Assim que a porta se fechou, o avô virou-se para os cinco.
— Não façam mais isso. Querem matar sua avó e suas mães de susto? – disse, em tom sério.
— Desculpe, vovô. – todos disseram, em coro.
— Jane já esteve a sua procura, Arthur. – Felisberto sorriu. – Vou deixa-lo com sua avó Julieta. Sua irmã já está lá.
— Vovô! – o garoto reclamou. – Nós íamos jogar agora.
— Amanhã. – Felisberto sorriu. – Os outros podem entrar. E Tom, sua mãe está furiosa com você.

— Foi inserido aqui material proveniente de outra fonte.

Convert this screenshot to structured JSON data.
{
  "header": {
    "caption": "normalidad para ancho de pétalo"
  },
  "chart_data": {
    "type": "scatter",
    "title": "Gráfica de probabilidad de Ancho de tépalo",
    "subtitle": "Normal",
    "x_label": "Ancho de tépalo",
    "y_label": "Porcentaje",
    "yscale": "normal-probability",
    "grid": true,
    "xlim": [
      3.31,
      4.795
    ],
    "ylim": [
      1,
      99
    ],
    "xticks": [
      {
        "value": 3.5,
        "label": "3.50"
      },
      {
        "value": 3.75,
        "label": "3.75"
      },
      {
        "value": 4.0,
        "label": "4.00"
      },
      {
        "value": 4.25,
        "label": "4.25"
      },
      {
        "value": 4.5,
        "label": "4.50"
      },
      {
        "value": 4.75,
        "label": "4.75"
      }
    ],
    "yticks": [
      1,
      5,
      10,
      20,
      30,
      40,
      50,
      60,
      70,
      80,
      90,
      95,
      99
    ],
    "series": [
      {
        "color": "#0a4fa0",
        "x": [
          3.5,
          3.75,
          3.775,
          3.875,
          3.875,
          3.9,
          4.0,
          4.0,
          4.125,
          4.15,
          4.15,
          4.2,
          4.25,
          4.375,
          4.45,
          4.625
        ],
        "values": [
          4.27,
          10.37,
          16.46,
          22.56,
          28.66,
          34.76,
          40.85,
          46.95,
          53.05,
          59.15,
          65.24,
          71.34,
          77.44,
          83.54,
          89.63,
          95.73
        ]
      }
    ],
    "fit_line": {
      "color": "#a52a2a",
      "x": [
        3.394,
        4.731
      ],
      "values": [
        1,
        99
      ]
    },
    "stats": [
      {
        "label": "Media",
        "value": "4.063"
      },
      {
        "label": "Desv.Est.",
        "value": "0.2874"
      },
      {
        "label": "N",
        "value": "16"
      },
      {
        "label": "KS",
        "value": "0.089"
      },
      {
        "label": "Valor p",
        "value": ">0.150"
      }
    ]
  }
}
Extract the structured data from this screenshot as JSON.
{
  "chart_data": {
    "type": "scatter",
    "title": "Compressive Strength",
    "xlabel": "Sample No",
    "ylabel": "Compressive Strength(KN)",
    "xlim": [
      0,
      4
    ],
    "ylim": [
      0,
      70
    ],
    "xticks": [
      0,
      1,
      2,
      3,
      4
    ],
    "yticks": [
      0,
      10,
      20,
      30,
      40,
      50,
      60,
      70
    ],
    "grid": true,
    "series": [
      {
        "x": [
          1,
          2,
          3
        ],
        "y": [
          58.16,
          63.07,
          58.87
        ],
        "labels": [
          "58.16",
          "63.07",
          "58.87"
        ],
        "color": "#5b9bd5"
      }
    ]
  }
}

— O que foi que eu fiz dessa vez? – o menino resmungou.
— Saiu sem avisá-la. – o avô sorriu. – Sabe que sua mãe está preocupada, por favor a avise quando sair, sim?
— Mamãe agora está sempre escrevendo. – o garoto reclamou, enquanto os primos entravam em casa. – Como ela sabe que eu não avisei, se nem presta atenção?
— Thomas, Elisabeta está terminando o livro. – Felisberto se aproximou, acariciando os cabelos do neto. – São só alguns dias...
— Eu queria passar mais tempo com ela. – o menino olhou para o chão.
— Então não seja orgulhoso como sua mãe, e vá dizer isso para ela.
Tom pensou por alguns segundos antes de entrar em casa. Caminhou decidido até o escritório de Elisabeta, batendo na porta antes de entrar.
— Mamãe? – o menino chamou.
— Tom! Meu amor, onde você estava? – Elisabeta respirou aliviada.
— Eu fui para o rio com meus primos. – ele olhou para baixo.
— Nós já conversamos sobre isso... – Elisabeta deixou os papeis, virando-se para o filho.
— Eu sei. Me desculpe. Vovô já falou conosco. Eu não vou fazer de novo.
Tom se aproximou da mãe, e Elisabeta sorriu, acariciando o rosto dele.
— Você é a coisa mais preciosa do meu mundo. – beijou a testa do filho. – Pare de fazer coisas perigosas e me enlouquecer.
— Mamãe! – o menino reclamou.
— O que foi? Você não quer ver sua mãe biruta? – Elisabeta fez cócegas no menino, beijando sua bochecha ao mesmo tempo e arrancando risadas dele.
— Para! – ele pediu, entre gargalhadas.
Elisabeta puxou Tom para seu colo, de repente, e pegou os papeis que estavam em sua escrivaninha.
— Veja, está quase tudo pronto. – disse, orgulhosa. – Sei que estou trabalhando demais ultimamente, mas eu prometo que as coisas vão melhorar.
O menino aninhou-se no colo da mãe, e suspirou.
— Tudo bem. Mas será que podemos passear amanhã?
Elisabeta sorriu, apertando-o ainda mais. Não era fácil criar uma cabecinha tão parecida com a sua, mas fazia o melhor que podia.